而就“悔捐权”而言,也的确有不少人行使。有的人是因为突然害怕了,也有人是突然不想捐了,不管怎样,对于“悔捐者”,我们并没有要求其承担一定的连带责任,这也是对捐献者的一种尊重与鼓励。更何况,无论是国内还是国外,悔捐似乎都是很难被避免的一件事情,调查显示,骨髓捐献志愿者最终“临阵脱逃”的概率非常高,美国的拒捐率高达50%,日本则为60%。在这样的境况下,对于“悔捐者”,的确不宜置于道德法庭上去审判。
不过,凡事都应该有一个度,过犹不及的道理,想必大家都知道。在悔捐一事上,悔捐权同样不能被滥用。以此案为例,接受干细胞移植的韩宇已经接受了“清髓”——这意味着韩宇自身的造血系统已被摧毁,如果没有新的干细胞输入,生命可能就此结束。这就是说,捐献者的“悔捐”,从某种意义上来说甚至可能加速一个人的“死亡”,这样的做法,是否妥当呢?是否要进行必要的约束呢?毕竟,悔捐是一个人的权利,但这种权利不能侵害到他人的权利。
这就意味着,对于悔捐,也应有一个明确的界限,如在“清髓”前,任何捐献者都可以无条件悔捐,一旦“清髓”了,悔捐权理应受到一定的约束与制约,不然,就是拿接受捐献者的生活开玩笑。要进行怎样的约束,有人说用道德绑架,也有人建议立法。就道德绑架来说,这其实也是另一种暴力,还是慎用为妙,毕竟,每个人都不是道德判官。就立法而言,的确可以考虑,毕竟,在“清髓”之后的悔捐,从某种意义上来说已经威胁到他人的生命,这样违背底线的行为,的确应有法律兜底。

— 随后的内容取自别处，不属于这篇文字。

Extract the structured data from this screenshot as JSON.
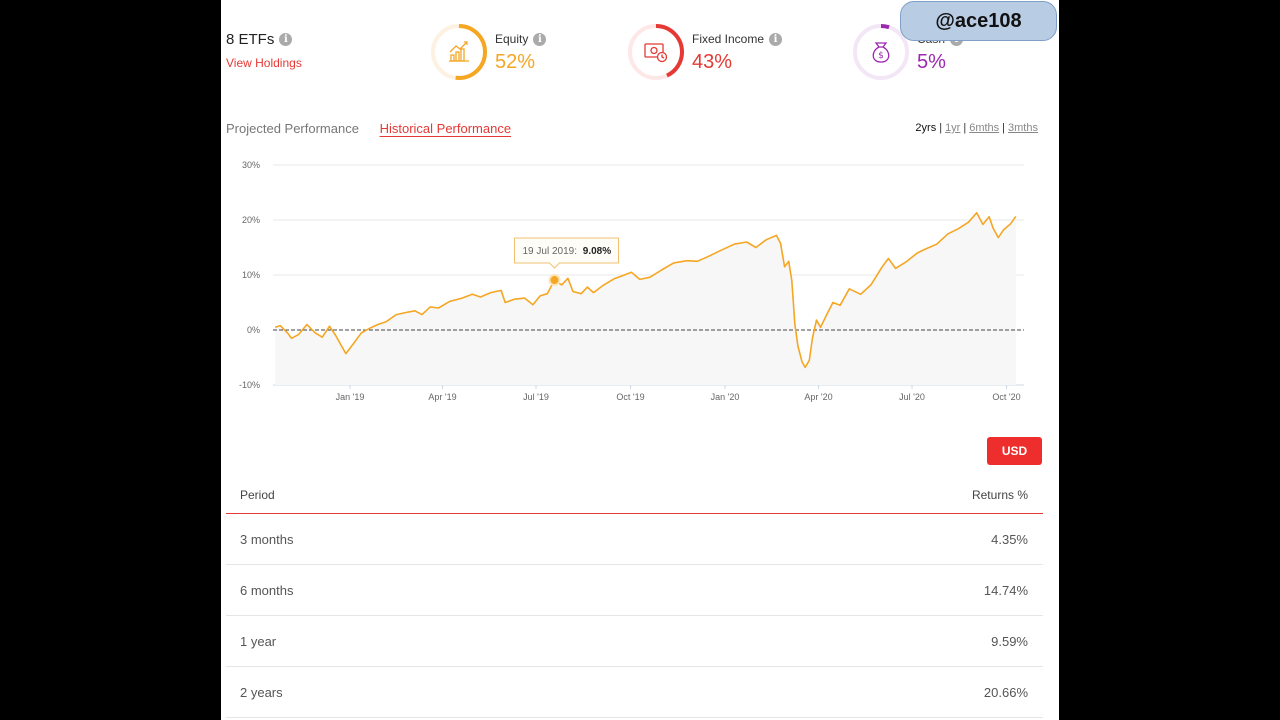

悔捐权再好使,也不能滥用,这是对生命最起码的尊重,也是最起码的底线,因而要呵护好显然是必须之举。自然,一旦法律兜底,也必然会戕害捐献者的积极性,对这,也需要从两方面去努力,一则,需加大科普知识的宣传,有些人悔捐是害怕对自身的健康造成影响,只要免除了他们的后顾之忧,他们就不会悔捐了;二则,建立科学的补偿机制,激发公众的捐献热情。唯有如此,才能既不戕害捐献者的热情,又能有效减少不必要的“悔捐”行为。